Monday, May 6, 2013

Aim Higher

Well, here I am - writing my second entry in an entire year.  I was busy, I moved, I hated my job for a while, I didn't get into a highly-ranked anesthesia school, I was on vacation, I worked too much overtime...  The excuses have an amazing potential to pile up and consume me but I need to aim higher.  And it starts today.

I'm going to begin by confessing that the focus of this blog may have been a road block to, not only my blogging, but my happiness.  Tal Ben-Shahar has a theory of the "arrival fallacy," or the belief that once you arrive at a destination, you'll be happy.  According to Gretchen Rubin in The Happiness Project, "The arrival fallacy is a fallacy because, though you may anticipate great happiness in arrival, arriving rarely makes you as happy as you anticipate."  Nothing could speak more truth to the arrival fallacy than accepting my Transplant ICU job.  Having worked in abdominal transplant for the entirety of my career, I've always had a distant love affair with the TICU.  The patients were sick, the nurses were bossy, and the locked doors to the windowless three-wing trifurcation made it appear such an elitist destination.  My friends, family, and colleagues can attest to my aspirations of working in the TICU since prior to nursing school when I worked as a nursing assistant on a transplant stepdown unit.  It wasn't until I arrived that reality became transparent to me:  this was a scary, depressing, and thankless place.

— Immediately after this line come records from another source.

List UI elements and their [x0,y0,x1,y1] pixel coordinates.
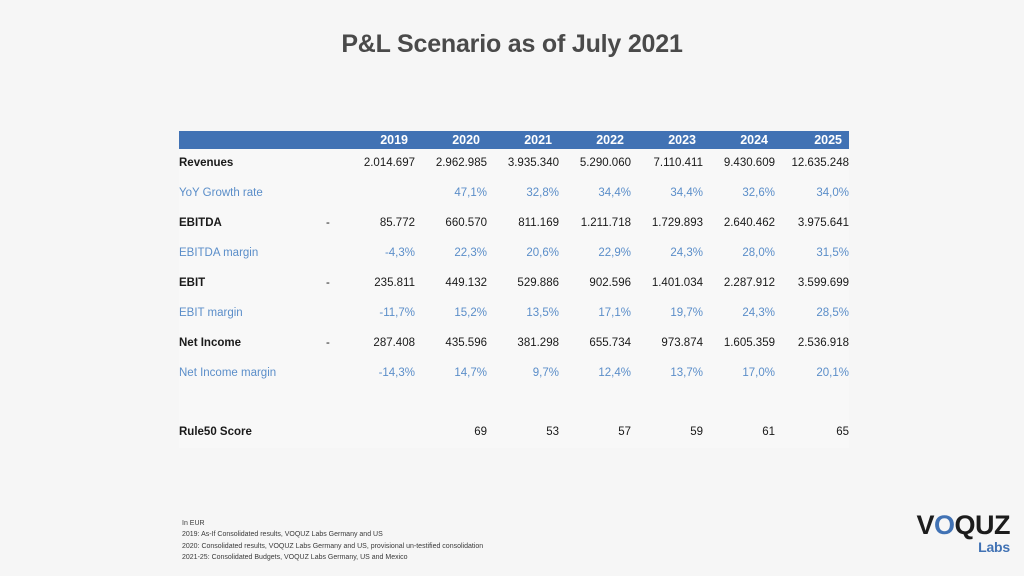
cell-net-income-2023: 973.874 [631,329,703,359]
cell-net-income-margin-2019: -14,3% [343,359,415,389]
cell-net-income-margin-2020: 14,7% [415,359,487,389]
column-header-2022: 2022 [559,131,631,149]
cell-net-income-margin-2021: 9,7% [487,359,559,389]
cell-ebit-margin-2022: 17,1% [559,299,631,329]
cell-ebit-2023: 1.401.034 [631,269,703,299]
footnote-2021-25: 2021-25: Consolidated Budgets, VOQUZ Lab… [182,552,483,563]
logo-wordmark: VOQUZ [916,512,1010,539]
cell-ebitda-2020: 660.570 [415,209,487,239]
cell-yoy-growth-rate-2024: 32,6% [703,179,775,209]
table-row: Net Income - 287.408 435.596 381.298 655… [179,329,849,359]
row-label-net-income: Net Income [179,329,326,359]
row-label-ebit: EBIT [179,269,326,299]
cell-ebit-margin-2021: 13,5% [487,299,559,329]
cell-revenues-2023: 7.110.411 [631,149,703,179]
cell-net-income-2025: 2.536.918 [775,329,849,359]
cell-rule50-score-2021: 53 [487,418,559,448]
table-header-row: 2019 2020 2021 2022 2023 2024 2025 [179,131,849,149]
cell-yoy-growth-rate-2021: 32,8% [487,179,559,209]
cell-ebitda-margin-2023: 24,3% [631,239,703,269]
cell-ebitda-2023: 1.729.893 [631,209,703,239]
cell-net-income-2021: 381.298 [487,329,559,359]
column-header-2021: 2021 [487,131,559,149]
table-row: YoY Growth rate 47,1% 32,8% 34,4% 34,4% … [179,179,849,209]
row-sign-yoy-growth-rate [326,179,343,209]
cell-net-income-2020: 435.596 [415,329,487,359]
cell-ebit-margin-2025: 28,5% [775,299,849,329]
cell-ebitda-2024: 2.640.462 [703,209,775,239]
cell-ebitda-margin-2019: -4,3% [343,239,415,269]
cell-revenues-2025: 12.635.248 [775,149,849,179]
cell-ebit-margin-2024: 24,3% [703,299,775,329]
cell-ebit-2025: 3.599.699 [775,269,849,299]
cell-ebit-2022: 902.596 [559,269,631,299]
row-label-yoy-growth-rate: YoY Growth rate [179,179,326,209]
footnote-2019: 2019: As-If Consolidated results, VOQUZ … [182,529,483,540]
cell-rule50-score-2022: 57 [559,418,631,448]
cell-ebit-margin-2020: 15,2% [415,299,487,329]
cell-rule50-score-2020: 69 [415,418,487,448]
cell-yoy-growth-rate-2023: 34,4% [631,179,703,209]
row-sign-ebit: - [326,269,343,299]
cell-rule50-score-2019 [343,418,415,448]
cell-ebitda-margin-2024: 28,0% [703,239,775,269]
cell-ebitda-2019: 85.772 [343,209,415,239]
cell-ebitda-margin-2025: 31,5% [775,239,849,269]
table-row: EBITDA - 85.772 660.570 811.169 1.211.71… [179,209,849,239]
row-label-ebit-margin: EBIT margin [179,299,326,329]
cell-net-income-2024: 1.605.359 [703,329,775,359]
table-row: Revenues 2.014.697 2.962.985 3.935.340 5… [179,149,849,179]
cell-ebitda-margin-2021: 20,6% [487,239,559,269]
cell-ebit-2019: 235.811 [343,269,415,299]
cell-net-income-margin-2022: 12,4% [559,359,631,389]
table-body: Revenues 2.014.697 2.962.985 3.935.340 5… [179,149,849,448]
table-row: EBIT - 235.811 449.132 529.886 902.596 1… [179,269,849,299]
cell-net-income-2022: 655.734 [559,329,631,359]
cell-ebit-margin-2023: 19,7% [631,299,703,329]
table-row: Rule50 Score 69 53 57 59 61 65 [179,418,849,448]
cell-revenues-2021: 3.935.340 [487,149,559,179]
cell-ebit-2024: 2.287.912 [703,269,775,299]
row-label-ebitda: EBITDA [179,209,326,239]
column-header-2025: 2025 [775,131,849,149]
cell-ebitda-margin-2020: 22,3% [415,239,487,269]
footnote-currency: In EUR [182,518,483,529]
cell-yoy-growth-rate-2020: 47,1% [415,179,487,209]
row-label-rule50-score: Rule50 Score [179,418,326,448]
logo-letter-v: V [916,510,934,540]
logo-subtitle: Labs [916,540,1010,554]
cell-ebitda-margin-2022: 22,9% [559,239,631,269]
cell-net-income-margin-2025: 20,1% [775,359,849,389]
cell-ebit-2020: 449.132 [415,269,487,299]
cell-net-income-2019: 287.408 [343,329,415,359]
cell-rule50-score-2023: 59 [631,418,703,448]
cell-rule50-score-2024: 61 [703,418,775,448]
table-spacer-row [179,389,849,418]
row-sign-net-income-margin [326,359,343,389]
column-header-2024: 2024 [703,131,775,149]
cell-ebit-2021: 529.886 [487,269,559,299]
row-sign-ebitda-margin [326,239,343,269]
row-sign-revenues [326,149,343,179]
cell-ebitda-2022: 1.211.718 [559,209,631,239]
footnote-2020: 2020: Consolidated results, VOQUZ Labs G… [182,541,483,552]
row-sign-rule50-score [326,418,343,448]
cell-ebit-margin-2019: -11,7% [343,299,415,329]
column-header-2019: 2019 [343,131,415,149]
table-spacer-cell [179,389,849,418]
cell-revenues-2019: 2.014.697 [343,149,415,179]
cell-revenues-2022: 5.290.060 [559,149,631,179]
row-sign-ebit-margin [326,299,343,329]
logo-letters-quz: QUZ [955,510,1011,540]
column-header-2023: 2023 [631,131,703,149]
cell-revenues-2020: 2.962.985 [415,149,487,179]
row-sign-net-income: - [326,329,343,359]
cell-revenues-2024: 9.430.609 [703,149,775,179]
cell-yoy-growth-rate-2019 [343,179,415,209]
cell-yoy-growth-rate-2025: 34,0% [775,179,849,209]
column-header-2020: 2020 [415,131,487,149]
logo-letter-o: O [934,510,955,540]
cell-rule50-score-2025: 65 [775,418,849,448]
cell-yoy-growth-rate-2022: 34,4% [559,179,631,209]
cell-net-income-margin-2024: 17,0% [703,359,775,389]
voquz-labs-logo: VOQUZ Labs [916,512,1010,554]
table-row: EBITDA margin -4,3% 22,3% 20,6% 22,9% 24… [179,239,849,269]
row-sign-ebitda: - [326,209,343,239]
table-corner-header [179,131,343,149]
cell-ebitda-2025: 3.975.641 [775,209,849,239]
pl-scenario-table: 2019 2020 2021 2022 2023 2024 2025 Reven… [179,131,849,448]
table-header: 2019 2020 2021 2022 2023 2024 2025 [179,131,849,149]
cell-ebitda-2021: 811.169 [487,209,559,239]
cell-net-income-margin-2023: 13,7% [631,359,703,389]
row-label-ebitda-margin: EBITDA margin [179,239,326,269]
row-label-revenues: Revenues [179,149,326,179]
footnotes: In EUR 2019: As-If Consolidated results,… [182,518,483,563]
table-row: EBIT margin -11,7% 15,2% 13,5% 17,1% 19,… [179,299,849,329]
table-row: Net Income margin -14,3% 14,7% 9,7% 12,4… [179,359,849,389]
row-label-net-income-margin: Net Income margin [179,359,326,389]
page-title: P&L Scenario as of July 2021 [0,30,1024,59]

Arriving at one goal usually presents another.  I was so caught up in the power and attainment of the clinical knowledge I would inevitably absorb that I neglected the emotional consequences and repercussions that came with the territory.  I transcended from an environment of walking, talking, thankful patients with the occasional wound drain to a world of inanimate and swollen shells of people with tubes and lines in their neck, nose, wrist, groin, mouth, ass, and penis.  I wrongly looked toward the older ICU nurses, who so notoriously "eat their young," for guidance.  Having been roughly seasoned with 20+ years of this, it became apparent to me that, in their eyes, these patients were no longer people but instead a casing with no internal substance other than heart, lungs, bowel - and even those things lacked vitality, requiring vasopressors, ventilation, and tube feeds.  After a certain amount of time as an ICU nurse, patients stray from being perceived as individuals with feelings and first kisses and favorite movies toward existing as nothing more than an empty suitcase that shits.  Unfortunately, this hardness is a mere side effect of such a difficult cross to bear:  seeing people die, day in and day out.

I often liken my job to rearranging deck chairs on the Titanic.  It is hard to find purpose and positivity in doing Q2 hour mouth care, administering vitamins and supplements, and hanging blood products for a patient that is going to die, no matter what.  So perhaps I owe more to myself and this blog than telling patients' stories.  I need to also share my story.  After all, I'm the one alive to tell it.